PW2 was PW1’s father and brother to the appellant. He testified that on 9th June 2004, at around 6.00 p.m. he went home and found that his daughter, PW1, was not there. They looked for her all over but could not find her. When she showed up the following day he said that she had been defiled by the appellant and he went and reported the matter at Makutano Police Post and the appellant was arrested.
PW3, was the mother to PW1. Her evidence was that on 9th June 2004 at about 5.30 p.m. she went to church at [M] and when she returned home at about 7.00 p.m. she found that PW1 was missing. They looked for her until midnight but did not get her. Early in the morning they went out to look for her and she met PW1 at the gate. She asked PW1 where she had slept and she answered that she slept at John’s house. PW3 further testified that she observed that PW1 was not walking properly and when she asked PW1 what was wrong she said that the appellant had told her not to say anything. She examined PW1 and realised that she had been defiled. PW1 told her mother that the appellant had defiled her and that he had severally done so in the past. She further told PW3 that she had been scared to report the appellant to them.
PW4, PC David Mugunda, and PW5, PC Stephen Kimose, were the arresting officers and they testified as to how they arrested the appellant.
PW6, Dr. Francis Kimego Kioo produced a P3 form in respect of PW1 which showed that PW1 had been defiled.
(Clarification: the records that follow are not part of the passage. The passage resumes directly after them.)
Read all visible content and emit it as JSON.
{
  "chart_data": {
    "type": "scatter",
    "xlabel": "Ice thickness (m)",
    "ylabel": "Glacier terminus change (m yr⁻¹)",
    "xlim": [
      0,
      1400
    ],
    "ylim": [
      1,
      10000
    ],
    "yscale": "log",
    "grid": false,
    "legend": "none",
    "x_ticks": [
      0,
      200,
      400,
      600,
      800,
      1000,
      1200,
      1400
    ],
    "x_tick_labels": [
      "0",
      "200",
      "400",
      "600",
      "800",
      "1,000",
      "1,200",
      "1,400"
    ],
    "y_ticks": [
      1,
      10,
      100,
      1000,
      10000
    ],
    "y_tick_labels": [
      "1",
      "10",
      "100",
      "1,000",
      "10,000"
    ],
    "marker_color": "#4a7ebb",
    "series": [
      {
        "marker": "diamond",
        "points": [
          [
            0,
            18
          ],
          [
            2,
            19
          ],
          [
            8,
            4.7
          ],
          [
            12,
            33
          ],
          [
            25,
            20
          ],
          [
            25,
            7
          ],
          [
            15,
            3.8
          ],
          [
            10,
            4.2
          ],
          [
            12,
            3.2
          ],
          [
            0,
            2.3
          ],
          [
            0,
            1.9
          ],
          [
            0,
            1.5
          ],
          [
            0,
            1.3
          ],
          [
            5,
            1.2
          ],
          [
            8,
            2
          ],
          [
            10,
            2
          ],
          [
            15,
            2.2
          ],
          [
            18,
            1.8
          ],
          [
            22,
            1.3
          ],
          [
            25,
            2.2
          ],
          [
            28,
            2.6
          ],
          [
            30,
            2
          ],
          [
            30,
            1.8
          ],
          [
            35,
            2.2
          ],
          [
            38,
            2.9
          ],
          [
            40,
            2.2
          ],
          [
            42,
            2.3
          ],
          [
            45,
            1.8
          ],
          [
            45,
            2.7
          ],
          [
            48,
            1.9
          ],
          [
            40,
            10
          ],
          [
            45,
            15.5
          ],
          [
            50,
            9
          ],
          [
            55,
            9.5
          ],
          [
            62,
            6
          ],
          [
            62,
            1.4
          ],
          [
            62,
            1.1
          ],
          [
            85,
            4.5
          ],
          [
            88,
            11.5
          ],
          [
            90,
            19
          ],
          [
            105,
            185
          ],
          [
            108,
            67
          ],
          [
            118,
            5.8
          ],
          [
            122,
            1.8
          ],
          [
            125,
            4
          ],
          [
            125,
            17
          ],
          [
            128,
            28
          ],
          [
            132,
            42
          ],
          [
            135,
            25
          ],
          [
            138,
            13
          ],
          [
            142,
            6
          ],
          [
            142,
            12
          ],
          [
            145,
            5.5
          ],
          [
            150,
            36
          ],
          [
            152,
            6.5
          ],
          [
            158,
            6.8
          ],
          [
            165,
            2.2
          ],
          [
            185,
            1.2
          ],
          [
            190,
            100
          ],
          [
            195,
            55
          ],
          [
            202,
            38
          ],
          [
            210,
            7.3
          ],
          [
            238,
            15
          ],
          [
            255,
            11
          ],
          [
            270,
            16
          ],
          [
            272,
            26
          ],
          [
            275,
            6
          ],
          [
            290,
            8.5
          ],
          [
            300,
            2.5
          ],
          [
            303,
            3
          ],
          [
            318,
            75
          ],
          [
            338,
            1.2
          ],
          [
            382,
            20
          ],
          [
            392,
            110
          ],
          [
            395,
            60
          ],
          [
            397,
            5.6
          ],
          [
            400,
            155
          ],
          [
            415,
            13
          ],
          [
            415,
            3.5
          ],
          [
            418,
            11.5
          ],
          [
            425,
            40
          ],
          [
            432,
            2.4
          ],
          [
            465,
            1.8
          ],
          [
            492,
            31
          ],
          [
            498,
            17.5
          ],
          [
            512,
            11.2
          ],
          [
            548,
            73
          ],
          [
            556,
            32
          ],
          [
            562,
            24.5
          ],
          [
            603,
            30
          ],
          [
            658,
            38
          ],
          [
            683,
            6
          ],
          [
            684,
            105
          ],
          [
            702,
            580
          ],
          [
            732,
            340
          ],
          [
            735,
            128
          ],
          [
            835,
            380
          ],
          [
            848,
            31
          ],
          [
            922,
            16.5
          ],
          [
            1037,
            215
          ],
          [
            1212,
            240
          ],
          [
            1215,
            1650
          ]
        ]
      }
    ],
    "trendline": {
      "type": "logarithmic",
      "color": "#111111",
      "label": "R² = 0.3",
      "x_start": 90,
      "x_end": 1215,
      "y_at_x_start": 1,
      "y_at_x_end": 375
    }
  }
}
He added that the appellant was HIV positive and so he referred PW1 for examination and treatment at Nakuru Provincial General Hospital.
In his unsworn statement of defence, the appellant testified that there were family quarrels over land and that some of his family members had fabricated the case against him so that he could be jailed and the land divided in his absence. He said nothing in rebuttal to the evidence of PW1.
The trial court was satisfied that there was sufficient evidence to warrant a conviction.
When the appeal came up for hearing, the appellant told the court that he was no longer challenging his conviction and urged the court to reduce sentence saying that the same was harsh and excessive. He told the court that he was remorseful for the offence that he had committed. Miss Opati, learned stated counsel, opposed the appeal saying that there was overwhelming evidence against the appellant and that the sentence that was handed down to him was very lenient. I agree with Miss Opati. The appellant committed a very serious offence and the maximum sentence for such an offence is life imprisonment with hard labour. The sentence of 7 years was therefore a rather light one and particularly considering that the appellant was HIV positive at the time he committed the said offence against the young innocent girl. It is not certain whether he infected the complainant or not. In my view, the court would have been inclined to enhance the sentence if the Attorney General had appealed against this sentence and prayed for enhancement of the same. In the circumstances as aforesaid, I cannot interfere with the sentence and consequently I dismiss the appeal.
DATED, SIGNED and DELIVERED at Nakuru this 17th day of November, 2006.
D. MUSINGA
JUDGE
Judgment delivered in open court in the presence of Miss Opati for the state and the appellant.